The people make an offering to the bad Spirits early in the morning, a plea if you will, to leave them alone. They give them a small house so they will stay out of the big house. This is an obvious sign of idolatry, less obvious is what we as westerners practice. We make idols of so much. Food, cars, paychecks, jobs, homes; someone said that and idol is basically what you spend time thinking about, stressing over, and working for.
I've been thinking about how I live. I live with such excess. There is always something new that I "need", whether it is a new pair of shoes or a new pillowcase. But, today I thought, what do I really need? We don't really need much to survive. Take for example, a glass of water. Sure, it would make us more comfortable to have a glass of water, but we don't really need it. We could go for 24 hours without drinking a glass of water.

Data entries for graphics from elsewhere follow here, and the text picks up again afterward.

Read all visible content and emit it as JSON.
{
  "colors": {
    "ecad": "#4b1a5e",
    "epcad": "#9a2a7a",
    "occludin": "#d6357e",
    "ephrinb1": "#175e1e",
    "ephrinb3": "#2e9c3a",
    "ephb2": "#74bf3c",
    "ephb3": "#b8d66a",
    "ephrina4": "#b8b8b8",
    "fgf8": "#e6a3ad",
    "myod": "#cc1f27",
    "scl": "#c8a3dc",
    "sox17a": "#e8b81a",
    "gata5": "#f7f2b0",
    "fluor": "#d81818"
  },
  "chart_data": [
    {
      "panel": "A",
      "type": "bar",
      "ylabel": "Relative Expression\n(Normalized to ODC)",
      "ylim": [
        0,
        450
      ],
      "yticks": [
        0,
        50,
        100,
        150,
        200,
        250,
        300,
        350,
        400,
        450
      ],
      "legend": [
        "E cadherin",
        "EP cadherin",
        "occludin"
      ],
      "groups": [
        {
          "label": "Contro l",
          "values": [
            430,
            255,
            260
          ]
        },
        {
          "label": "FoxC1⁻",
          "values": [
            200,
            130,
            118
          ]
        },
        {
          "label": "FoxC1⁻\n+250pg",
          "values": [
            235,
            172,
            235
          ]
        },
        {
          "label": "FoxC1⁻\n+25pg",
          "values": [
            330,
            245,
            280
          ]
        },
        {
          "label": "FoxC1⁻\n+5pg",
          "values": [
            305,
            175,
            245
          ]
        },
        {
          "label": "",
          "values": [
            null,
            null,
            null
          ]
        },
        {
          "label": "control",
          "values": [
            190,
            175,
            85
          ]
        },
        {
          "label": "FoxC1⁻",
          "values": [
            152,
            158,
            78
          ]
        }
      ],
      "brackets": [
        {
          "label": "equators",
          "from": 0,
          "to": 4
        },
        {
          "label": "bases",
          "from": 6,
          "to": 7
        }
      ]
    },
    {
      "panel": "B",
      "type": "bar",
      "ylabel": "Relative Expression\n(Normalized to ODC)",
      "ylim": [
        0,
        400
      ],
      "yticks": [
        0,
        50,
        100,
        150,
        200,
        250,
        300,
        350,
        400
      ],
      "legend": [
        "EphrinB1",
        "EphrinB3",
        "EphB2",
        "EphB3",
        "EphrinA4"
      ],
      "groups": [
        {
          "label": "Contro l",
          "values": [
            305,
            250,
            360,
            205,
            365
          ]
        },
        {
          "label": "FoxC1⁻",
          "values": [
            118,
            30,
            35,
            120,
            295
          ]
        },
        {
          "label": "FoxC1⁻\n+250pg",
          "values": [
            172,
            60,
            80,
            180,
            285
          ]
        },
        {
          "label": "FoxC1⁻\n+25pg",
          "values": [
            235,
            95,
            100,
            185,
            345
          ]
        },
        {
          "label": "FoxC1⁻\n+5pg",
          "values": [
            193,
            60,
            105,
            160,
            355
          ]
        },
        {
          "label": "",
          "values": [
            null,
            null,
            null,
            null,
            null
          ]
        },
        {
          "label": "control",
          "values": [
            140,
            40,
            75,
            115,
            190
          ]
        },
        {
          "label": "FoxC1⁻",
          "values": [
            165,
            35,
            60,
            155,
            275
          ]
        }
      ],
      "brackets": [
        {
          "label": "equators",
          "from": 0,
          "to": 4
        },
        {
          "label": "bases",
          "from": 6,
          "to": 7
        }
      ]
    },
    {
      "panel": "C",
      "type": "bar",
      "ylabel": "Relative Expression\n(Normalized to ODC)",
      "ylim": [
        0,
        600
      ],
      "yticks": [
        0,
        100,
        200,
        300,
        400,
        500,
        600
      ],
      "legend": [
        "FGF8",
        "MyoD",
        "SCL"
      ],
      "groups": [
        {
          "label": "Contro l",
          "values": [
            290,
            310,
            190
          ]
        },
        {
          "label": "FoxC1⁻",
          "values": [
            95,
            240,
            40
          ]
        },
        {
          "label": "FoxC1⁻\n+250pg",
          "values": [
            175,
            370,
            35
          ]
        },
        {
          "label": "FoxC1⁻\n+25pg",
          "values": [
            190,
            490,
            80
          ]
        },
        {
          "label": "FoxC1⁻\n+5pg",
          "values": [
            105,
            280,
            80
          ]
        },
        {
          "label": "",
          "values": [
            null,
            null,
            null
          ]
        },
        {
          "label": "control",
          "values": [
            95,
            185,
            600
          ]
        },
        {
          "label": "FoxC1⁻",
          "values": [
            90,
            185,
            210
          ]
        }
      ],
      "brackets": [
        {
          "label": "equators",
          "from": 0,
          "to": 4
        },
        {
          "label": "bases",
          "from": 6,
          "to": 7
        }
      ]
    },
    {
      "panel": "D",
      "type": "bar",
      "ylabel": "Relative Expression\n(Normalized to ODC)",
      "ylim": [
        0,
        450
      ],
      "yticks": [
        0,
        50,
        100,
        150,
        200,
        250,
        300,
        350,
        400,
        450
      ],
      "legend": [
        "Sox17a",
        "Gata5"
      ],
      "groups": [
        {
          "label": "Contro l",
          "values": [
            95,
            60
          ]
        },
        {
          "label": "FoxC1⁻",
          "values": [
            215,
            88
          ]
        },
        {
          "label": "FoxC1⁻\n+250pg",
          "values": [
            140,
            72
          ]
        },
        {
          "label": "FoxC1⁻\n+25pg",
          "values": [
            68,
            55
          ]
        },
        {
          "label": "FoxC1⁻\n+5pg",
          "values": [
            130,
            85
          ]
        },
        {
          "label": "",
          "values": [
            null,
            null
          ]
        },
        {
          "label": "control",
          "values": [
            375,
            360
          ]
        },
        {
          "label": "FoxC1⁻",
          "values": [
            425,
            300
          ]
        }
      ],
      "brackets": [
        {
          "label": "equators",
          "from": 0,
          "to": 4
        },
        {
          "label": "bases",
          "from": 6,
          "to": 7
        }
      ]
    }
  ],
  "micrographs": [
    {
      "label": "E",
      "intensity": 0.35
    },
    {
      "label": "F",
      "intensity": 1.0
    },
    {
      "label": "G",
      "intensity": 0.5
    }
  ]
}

I've realized living here with the poor, how much we are really blessed. We are so blessed to have carpet. I was in a home the other day with a floor made of wood slats. Gaping holes and cracks revealed the mud beneath. There were no beds, no chairs, no sink, no lamps. They had the bare minimum, yet they still had what the needed.
I feel challenged to live within my means. To rely on God to provide for me, and to keep my eyes and heart focused on Him. To trust that He knows what I need. I choose to set my sights on Him, to not put my trust in other things to sustain me. What do you idolize? What do you always find time for, no matter how busy you are? Can we do that in our relationship with God? Am I able to make time for Jesus, even if I am rushing and hecka busy? Don't I always find time for facebook? Why not the Creator?
Remember, true comfort comes from knowing that you are in the will of the Father who treasures you more than you can imagine.

"I tell you, do not worry about your life, what you will eat or drink; or about your body, what you will wear. Is not life more important than food, and the body more important than clothes? Look at the birds of the air; they do not sow or reap or store away in barns, and yet your heavenly Father feeds them. Are you not much more valuable than they? Who of you by worrying can add a single hour to his life?"